During his admission, he became febrile, and his breathing acutely worsened, requiring supplemental oxygen. This prompted further evaluation with a CT of his chest, which showed findings consistent with interstitial lung disease and fibrosis. He was treated with antibiotics and did not improve during treatment. Pulmonology was consulted and performed a bronchoscopy with bronchoalveolar lavage (BAL). BAL fluid was clear and bacterial cultures were negative.

Initial autoimmune and infectious workup, including HIV, was negative. Fungi tell blood test, testing for a component of a fungal cell wall, was positive suggesting an underlying fungal infection. Given his history of medication-induced immunosuppression and presenting symptoms, a diagnosis of Pneumocystis pneumonia was favored. Patient was treated with steroid treatment with clindamycin and primaquine for 3 weeks and transitioned to PCP prophylaxis with atovaquone daily. He had a clinical response with treatment, and PCP PCR was positive, confirming the diagnosis.

Discussion

PCP has been well known to afflict patients with HIV, though the treatment of autoimmune disease with immunomodulators have increased the incidence of PCP in those who are HIV negative [3]. The etiology of PCP was initially proposed as reactivation of a latent childhood infection.

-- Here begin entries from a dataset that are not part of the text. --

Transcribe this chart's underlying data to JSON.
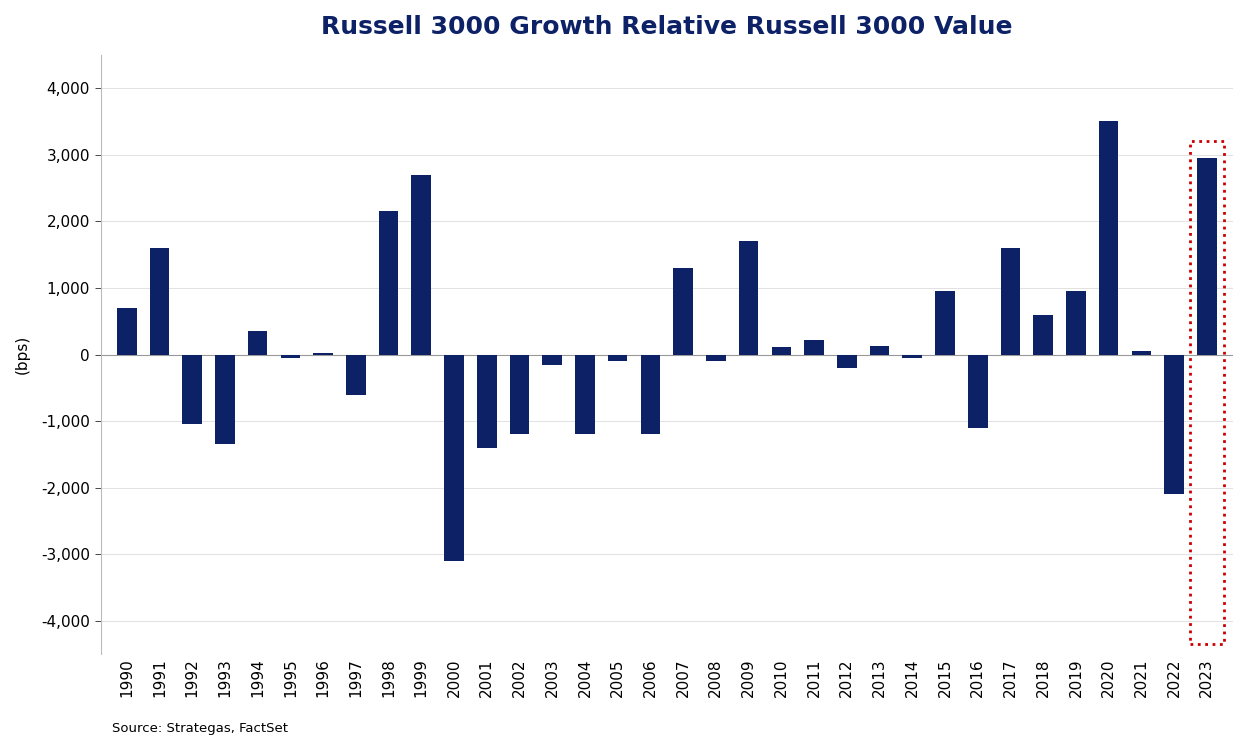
{
  "title": "Russell 3000 Growth Relative Russell 3000 Value",
  "ylabel": "(bps)",
  "source": "Source: Strategas, FactSet",
  "bar_color": "#0d2166",
  "highlight_box_color": "#cc0000",
  "years": [
    1990,
    1991,
    1992,
    1993,
    1994,
    1995,
    1996,
    1997,
    1998,
    1999,
    2000,
    2001,
    2002,
    2003,
    2004,
    2005,
    2006,
    2007,
    2008,
    2009,
    2010,
    2011,
    2012,
    2013,
    2014,
    2015,
    2016,
    2017,
    2018,
    2019,
    2020,
    2021,
    2022,
    2023
  ],
  "values": [
    700,
    1600,
    -1050,
    -1350,
    350,
    -50,
    30,
    -600,
    2150,
    2700,
    -3100,
    -1400,
    -1200,
    -150,
    -1200,
    -100,
    -1200,
    1300,
    -100,
    1700,
    120,
    220,
    -200,
    130,
    -50,
    950,
    -1100,
    1600,
    600,
    950,
    3500,
    50,
    -2100,
    2955
  ],
  "ylim": [
    -4500,
    4500
  ],
  "yticks": [
    -4000,
    -3000,
    -2000,
    -1000,
    0,
    1000,
    2000,
    3000,
    4000
  ],
  "highlight_year": 2023,
  "title_fontsize": 18,
  "axis_fontsize": 11,
  "title_color": "#0d2166"
}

More recent studies have documented the same genotype of PCP found in those who were living in the same region, suggesting PCP is transmitted from the environment, most likely person-to-person [4]. Asymptomatic or mildly symptomatic immunocompetent individuals can transmit the disease to immunocompromised individuals, increasing risk of fulminant respiratory failure and mortality.

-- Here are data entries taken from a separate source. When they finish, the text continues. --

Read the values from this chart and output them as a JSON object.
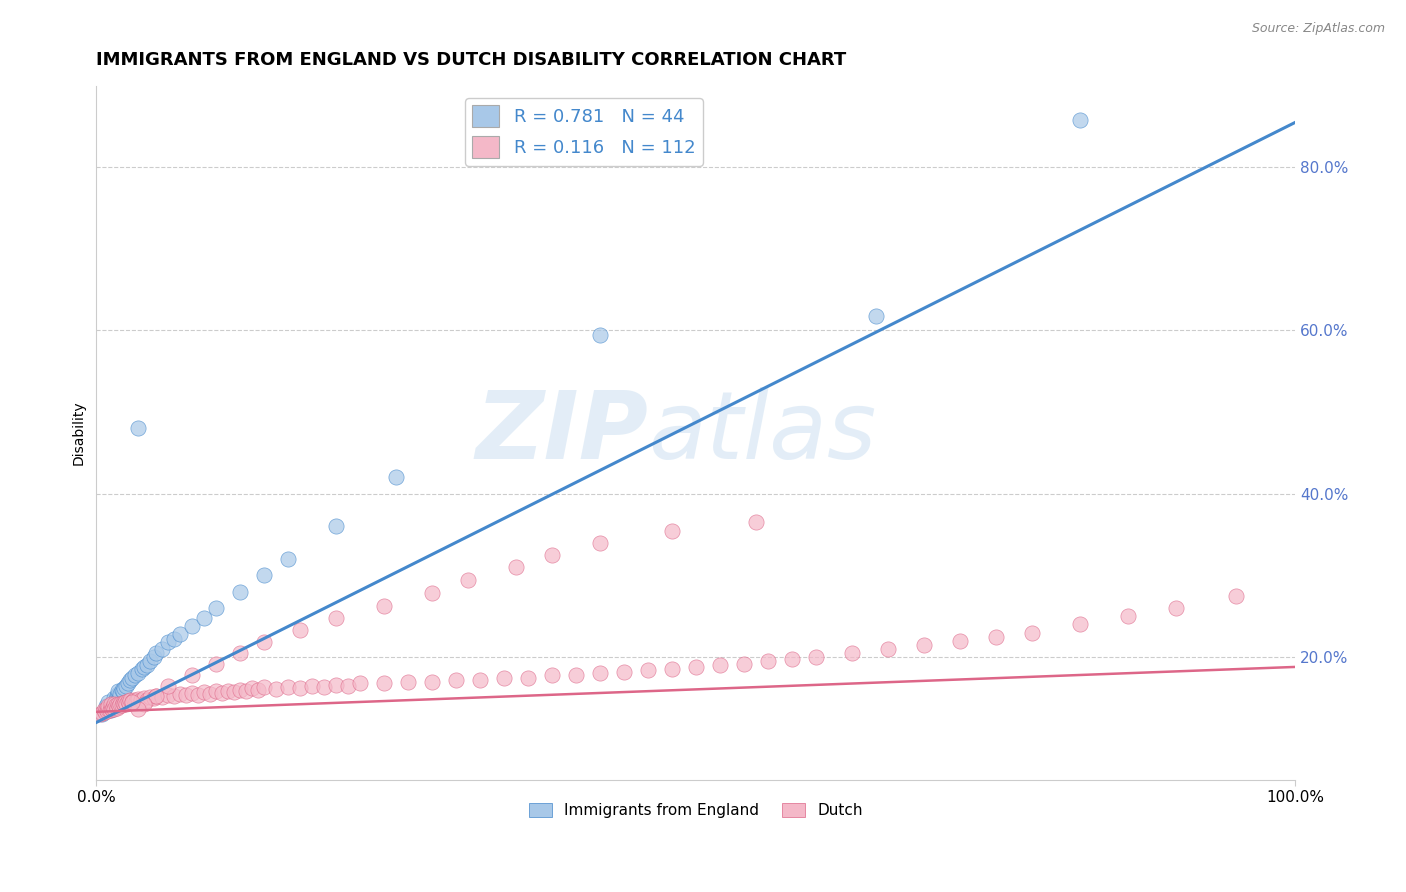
{
  "title": "IMMIGRANTS FROM ENGLAND VS DUTCH DISABILITY CORRELATION CHART",
  "source": "Source: ZipAtlas.com",
  "ylabel": "Disability",
  "watermark": "ZIPatlas",
  "blue_R": 0.781,
  "blue_N": 44,
  "pink_R": 0.116,
  "pink_N": 112,
  "blue_color": "#a8c8e8",
  "pink_color": "#f4b8c8",
  "blue_line_color": "#4488cc",
  "pink_line_color": "#dd6688",
  "ytick_color": "#5577cc",
  "yticks_labels": [
    "20.0%",
    "40.0%",
    "60.0%",
    "80.0%"
  ],
  "ytick_vals": [
    0.2,
    0.4,
    0.6,
    0.8
  ],
  "blue_scatter_x": [
    0.005,
    0.008,
    0.01,
    0.012,
    0.013,
    0.015,
    0.015,
    0.016,
    0.017,
    0.018,
    0.018,
    0.019,
    0.02,
    0.021,
    0.022,
    0.023,
    0.025,
    0.026,
    0.028,
    0.03,
    0.032,
    0.035,
    0.038,
    0.04,
    0.042,
    0.045,
    0.048,
    0.05,
    0.055,
    0.06,
    0.065,
    0.07,
    0.08,
    0.09,
    0.1,
    0.12,
    0.14,
    0.16,
    0.2,
    0.25,
    0.42,
    0.65,
    0.82,
    0.035
  ],
  "blue_scatter_y": [
    0.13,
    0.14,
    0.145,
    0.135,
    0.14,
    0.145,
    0.15,
    0.148,
    0.152,
    0.155,
    0.158,
    0.15,
    0.155,
    0.16,
    0.158,
    0.162,
    0.165,
    0.168,
    0.172,
    0.175,
    0.178,
    0.18,
    0.185,
    0.188,
    0.19,
    0.195,
    0.2,
    0.205,
    0.21,
    0.218,
    0.222,
    0.228,
    0.238,
    0.248,
    0.26,
    0.28,
    0.3,
    0.32,
    0.36,
    0.42,
    0.595,
    0.618,
    0.858,
    0.48
  ],
  "pink_scatter_x": [
    0.003,
    0.005,
    0.006,
    0.007,
    0.008,
    0.009,
    0.01,
    0.01,
    0.011,
    0.012,
    0.012,
    0.013,
    0.014,
    0.015,
    0.015,
    0.016,
    0.017,
    0.018,
    0.019,
    0.02,
    0.021,
    0.022,
    0.023,
    0.024,
    0.025,
    0.026,
    0.027,
    0.028,
    0.03,
    0.031,
    0.033,
    0.035,
    0.037,
    0.04,
    0.042,
    0.045,
    0.048,
    0.05,
    0.055,
    0.06,
    0.065,
    0.07,
    0.075,
    0.08,
    0.085,
    0.09,
    0.095,
    0.1,
    0.105,
    0.11,
    0.115,
    0.12,
    0.125,
    0.13,
    0.135,
    0.14,
    0.15,
    0.16,
    0.17,
    0.18,
    0.19,
    0.2,
    0.21,
    0.22,
    0.24,
    0.26,
    0.28,
    0.3,
    0.32,
    0.34,
    0.36,
    0.38,
    0.4,
    0.42,
    0.44,
    0.46,
    0.48,
    0.5,
    0.52,
    0.54,
    0.56,
    0.58,
    0.6,
    0.63,
    0.66,
    0.69,
    0.72,
    0.75,
    0.78,
    0.82,
    0.86,
    0.9,
    0.95,
    0.55,
    0.48,
    0.42,
    0.38,
    0.35,
    0.31,
    0.28,
    0.24,
    0.2,
    0.17,
    0.14,
    0.12,
    0.1,
    0.08,
    0.06,
    0.05,
    0.04,
    0.035,
    0.03
  ],
  "pink_scatter_y": [
    0.13,
    0.132,
    0.135,
    0.133,
    0.136,
    0.134,
    0.137,
    0.14,
    0.135,
    0.138,
    0.142,
    0.136,
    0.139,
    0.143,
    0.137,
    0.141,
    0.138,
    0.142,
    0.14,
    0.143,
    0.141,
    0.144,
    0.142,
    0.145,
    0.143,
    0.146,
    0.144,
    0.147,
    0.145,
    0.148,
    0.146,
    0.149,
    0.147,
    0.15,
    0.148,
    0.151,
    0.15,
    0.152,
    0.151,
    0.153,
    0.152,
    0.155,
    0.153,
    0.156,
    0.154,
    0.157,
    0.155,
    0.158,
    0.156,
    0.159,
    0.157,
    0.16,
    0.158,
    0.162,
    0.16,
    0.163,
    0.161,
    0.164,
    0.162,
    0.165,
    0.163,
    0.166,
    0.165,
    0.168,
    0.168,
    0.17,
    0.17,
    0.172,
    0.172,
    0.175,
    0.175,
    0.178,
    0.178,
    0.18,
    0.182,
    0.184,
    0.186,
    0.188,
    0.19,
    0.192,
    0.195,
    0.198,
    0.2,
    0.205,
    0.21,
    0.215,
    0.22,
    0.225,
    0.23,
    0.24,
    0.25,
    0.26,
    0.275,
    0.365,
    0.355,
    0.34,
    0.325,
    0.31,
    0.295,
    0.278,
    0.262,
    0.248,
    0.233,
    0.218,
    0.205,
    0.192,
    0.178,
    0.165,
    0.152,
    0.143,
    0.137,
    0.145
  ],
  "blue_line_x": [
    0.0,
    1.0
  ],
  "blue_line_y": [
    0.12,
    0.855
  ],
  "pink_line_x": [
    0.0,
    1.0
  ],
  "pink_line_y": [
    0.133,
    0.188
  ],
  "xlim": [
    0.0,
    1.0
  ],
  "ylim": [
    0.05,
    0.9
  ],
  "legend_label_blue": "Immigrants from England",
  "legend_label_pink": "Dutch",
  "title_fontsize": 13,
  "axis_label_fontsize": 10,
  "tick_fontsize": 11,
  "legend_fontsize": 13
}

Due to the widespread use of biologics, there have been an increased number of cases of PCP occurring in those with autoimmune and dermatologic disease. PCP associated with TNF alpha inhibitors has been documented in the literature, but the combination of methotrexate and adalimumab can further exacerbate the risk of infection [5]. Methotrexate has been implicated for pancytopenia, as in our patient, further predisposing patients to opportunistic infection. Our case includes a patient who had no other cause of immunosuppression and was a healthy individual who should have cleared PCP easily. The recent initiation of adalimumab along with the existing literature implicates adalimumab as causing our patient to have enhanced immunosuppression, thus resulting in PCP infection.

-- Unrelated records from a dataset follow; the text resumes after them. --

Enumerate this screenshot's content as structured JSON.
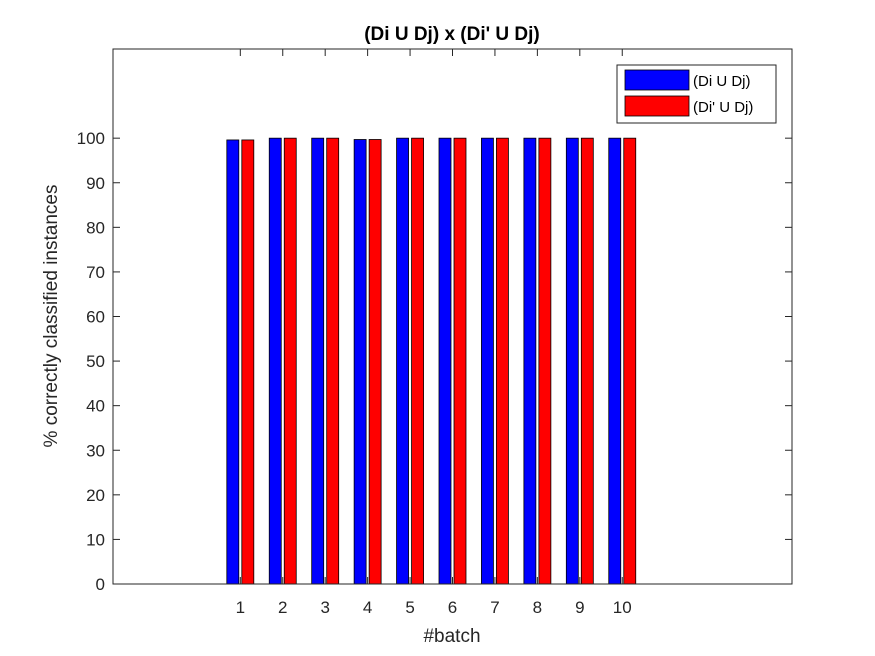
{
  "chart_data": {
    "type": "bar",
    "title": "(Di U Dj) x (Di' U Dj)",
    "xlabel": "#batch",
    "ylabel": "% correctly classified instances",
    "categories": [
      "1",
      "2",
      "3",
      "4",
      "5",
      "6",
      "7",
      "8",
      "9",
      "10"
    ],
    "series": [
      {
        "name": "(Di U Dj)",
        "color": "#0000ff",
        "values": [
          99.6,
          100,
          100,
          99.7,
          100,
          100,
          100,
          100,
          100,
          100
        ]
      },
      {
        "name": "(Di' U Dj)",
        "color": "#ff0000",
        "values": [
          99.6,
          100,
          100,
          99.7,
          100,
          100,
          100,
          100,
          100,
          100
        ]
      }
    ],
    "xlim": [
      -2,
      14
    ],
    "ylim": [
      0,
      120
    ],
    "yticks": [
      "0",
      "10",
      "20",
      "30",
      "40",
      "50",
      "60",
      "70",
      "80",
      "90",
      "100"
    ],
    "grid": false,
    "legend_position": "top-right"
  }
}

As seen in our case presentation, treating dermatologic conditions with biologics can cause an immunocompromised state. Due to PCP having an increased mortality rate and chance of fulminant respiratory failure with rapid decline in those who are HIV negative compared to those with HIV, it becomes even more prudent for dermatologists who are treating patients to be aware of the possibility of this opportunistic infection due to significant mortality [3]. Prophylaxis for PCP may be beneficial for those who are initiated on immunosuppressants for dermatologic disease with potential to be screened for PCP prior to the initiation of immunosuppressants.